While on active duty, members are prohibited from engaging in certain partisan political activities. Active duty members are, however, permitted to engage in such activities as voting, donating money to political parties and activities and expressing personal opinions as an individual. Under the DoD Directive, members are expressly permitted to "attend partisan and nonpartisan political meetings or rallies as a spectator when not in uniform." The key to that sentence being, when not in uniform.
Military members are expressly prohibited from appearing at partisan events in uniform to avoid the appearance of endorsement of a political party or issue. "Partisan political activity" under the directive is defined as "activity supporting or relating to candidates representing, or issues specifically identified with, national or State political parties and associated or ancillary organizations." Activity supporting or relating to issues specifically identified with national or state political parties is prohibited while in uniform.
I'm pretty darn sure Bob McDonnell's speech on behalf of the Republican Party falls under that definition.
In other words, SSG Tenpenny had no business being at Bob McDonnell's speech in uniform. He had every right to attend, and Bob McDonnell was even free to identify him as having served in Iraq with his daughter. But under no circumstances should SSG Tenpenny have been there in uniform.
Now, some may say that a rebuttal to the State of the Union is a fuzzy area. But under the DoD regulations, it's not. Directive 1344.10 is quite direct. In fact, section 220.127.116.11 even points out the only time a military service member can attend a partisan political event in uniform is, "as a member of a joint Armed Forces color guard at the opening ceremonies of the national conventions of the Republican, Democratic, or other political parties recognized by the Federal Elections Committee or as otherwise authorized by the Secretary concerned." That makes it pretty clear.
Now, I have no idea if SSG Tenpenny is retired or no longer on active duty.
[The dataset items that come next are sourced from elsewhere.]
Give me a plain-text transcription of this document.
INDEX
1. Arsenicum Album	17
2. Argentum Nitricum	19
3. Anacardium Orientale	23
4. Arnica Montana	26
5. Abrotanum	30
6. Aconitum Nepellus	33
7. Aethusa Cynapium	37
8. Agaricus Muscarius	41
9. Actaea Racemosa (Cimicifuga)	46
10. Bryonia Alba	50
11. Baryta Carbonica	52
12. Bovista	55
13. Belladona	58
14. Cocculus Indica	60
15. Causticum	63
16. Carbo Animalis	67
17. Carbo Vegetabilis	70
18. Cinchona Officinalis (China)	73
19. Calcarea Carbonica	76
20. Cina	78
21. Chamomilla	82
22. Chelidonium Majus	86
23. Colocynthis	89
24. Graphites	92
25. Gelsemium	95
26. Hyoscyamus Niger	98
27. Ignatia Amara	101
However, even if retired, he is prohibited from attending partisan events in uniform. Section 4.1.4 of the DoD Directive states:
Subject to any other restrictions in law, a member of the Armed Forces not on active duty may take the actions or participate in the activities permitted in subparagraph 4.1.1., and may take the actions and participate in the activities prohibited in subparagraph 4.1.2, provided the member is not in uniform and does not otherwise act in a manner that could reasonably give rise to the inference or appearance of official sponsorship, approval, or endorsement.
(SSG Tenpenny was quite actively applauding during the speech, I might add.)
In other words, if SSG Tenpenny is still on active duty, he should be in trouble. He should also know better. Bob McDonnell is a former Lieutenant Colonel in the Army. McDonnell should definitely know better. The question is, will anyone call him on it?